Auch als Börsenspekulant sollte Soros immer wieder im moralischen Vakuum operieren, und, ohne mit der Wimper zu zucken, Länder in Finanzkrisen stürzen, wenn er eine Chance auf Profit witterte. Seine Absolution vor sich selbst war damals wie heute dieselbe: Wenn ich es nicht getan hätte, dann einfach ein anderer. Natürlich weiß er, dass „Märkte mitunter die Rolle von Abrissbirnen übernehmen und ganze Volkswirtschaften zertrümmern“, worunter oftmals Millionen Menschen zu leiden haben. Aber das dürfe man seinesgleichen nicht zur Last legen, denn als anonymer Teilnehmer auf den Finanzmärkten sei man von moralischen Problemen befreit, wird Soros nicht müde zu erklären. Deswegen habe er nicht über die gesellschaftlichen Folgen seines Tuns nachdenken müssen. Im Gegenteil: Eigentlich sollte man den Hedgefonds sogar dankbar sein, weil sie durch ihr Tun Systemfehler schonungslos aufdecken, die dann behoben werden können. „Soros präsentiert das Treiben der Spekulanten wie eine ArtStiftung Warentest“, kommentiert Andreas von Rétyi ironisch. Anzufügen bleibt, dass diese Systemfehler zwar längst erkannt sind, von der Politik aber trotzdem nicht wirkungsvoll unterbunden werden.
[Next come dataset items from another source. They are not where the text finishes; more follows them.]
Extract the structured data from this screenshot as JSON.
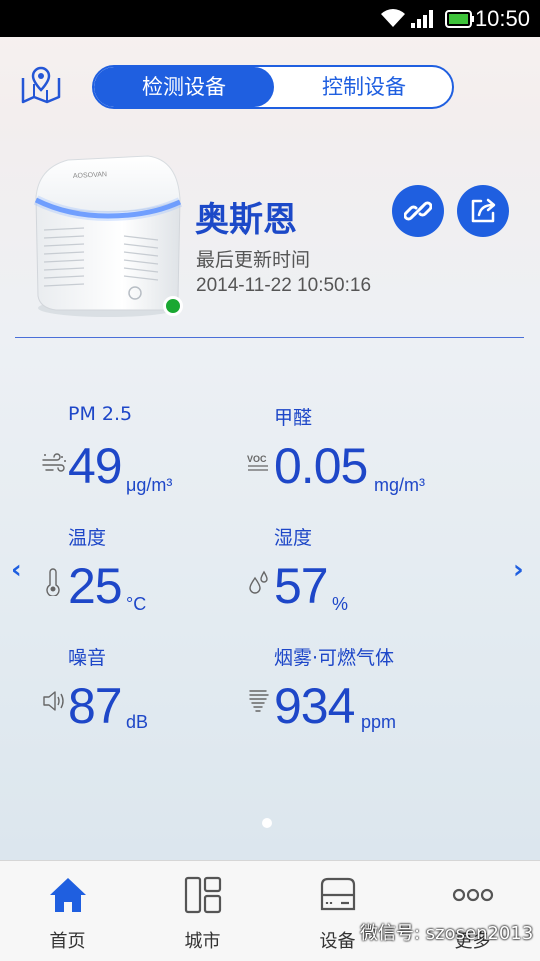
{
  "status_bar": {
    "time": "10:50"
  },
  "header": {
    "tabs": [
      {
        "label": "检测设备",
        "active": true
      },
      {
        "label": "控制设备",
        "active": false
      }
    ]
  },
  "device": {
    "name": "奥斯恩",
    "last_update_label": "最后更新时间",
    "last_update_time": "2014-11-22 10:50:16",
    "online": true
  },
  "metrics": [
    {
      "label": "PM 2.5",
      "value": "49",
      "unit": "μg/m³",
      "icon": "wind-icon"
    },
    {
      "label": "甲醛",
      "value": "0.05",
      "unit": "mg/m³",
      "icon": "voc-icon"
    },
    {
      "label": "温度",
      "value": "25",
      "unit": "°C",
      "icon": "thermometer-icon"
    },
    {
      "label": "湿度",
      "value": "57",
      "unit": "%",
      "icon": "droplet-icon"
    },
    {
      "label": "噪音",
      "value": "87",
      "unit": "dB",
      "icon": "speaker-icon"
    },
    {
      "label": "烟雾·可燃气体",
      "value": "934",
      "unit": "ppm",
      "icon": "smoke-icon"
    }
  ],
  "nav": {
    "prev": "‹",
    "next": "›"
  },
  "tabbar": [
    {
      "label": "首页",
      "icon": "home-icon",
      "active": true
    },
    {
      "label": "城市",
      "icon": "city-icon",
      "active": false
    },
    {
      "label": "设备",
      "icon": "device-icon",
      "active": false
    },
    {
      "label": "更多",
      "icon": "more-icon",
      "active": false
    }
  ],
  "watermark": "微信号: szosen2013",
  "colors": {
    "accent": "#1f5fe0",
    "text": "#1e47c8",
    "online": "#1aa832"
  }
}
Wir leben längst in einer Diktatur der Finanzmärkte, beklagte der ehemalige Fraktionsvorsitzende der Linken in Deutschland, Gregor Gysi, letztes Jahr öffentlich. Weil Hedgefonds alle noch bestehenden Dämme niederreißen und sämtliche Tabus brechen, sehen wir uns mit einer Krise der Demokratie konfrontiert, so Gysi. Auch Soros betrachtet die Finanzmärkte als sozialdarwinistisches Schlachtfeld, wo das rücksichtslose Recht des Stärkeren herrscht. Er formuliert das so: Wer sich in diesem ehrgeizigen Wettbewerb Beschränkungen auferlege, werde unweigerlich in die Rolle des Verlierers abgedrängt. Und weil die reale Welt ohnehin nichts von etwaigen moralischen Skrupeln seinerseits gehabt hätte, so Soros, sei auch er ausschließlich von einem Motor getrieben worden: der Gewinnmaximierung.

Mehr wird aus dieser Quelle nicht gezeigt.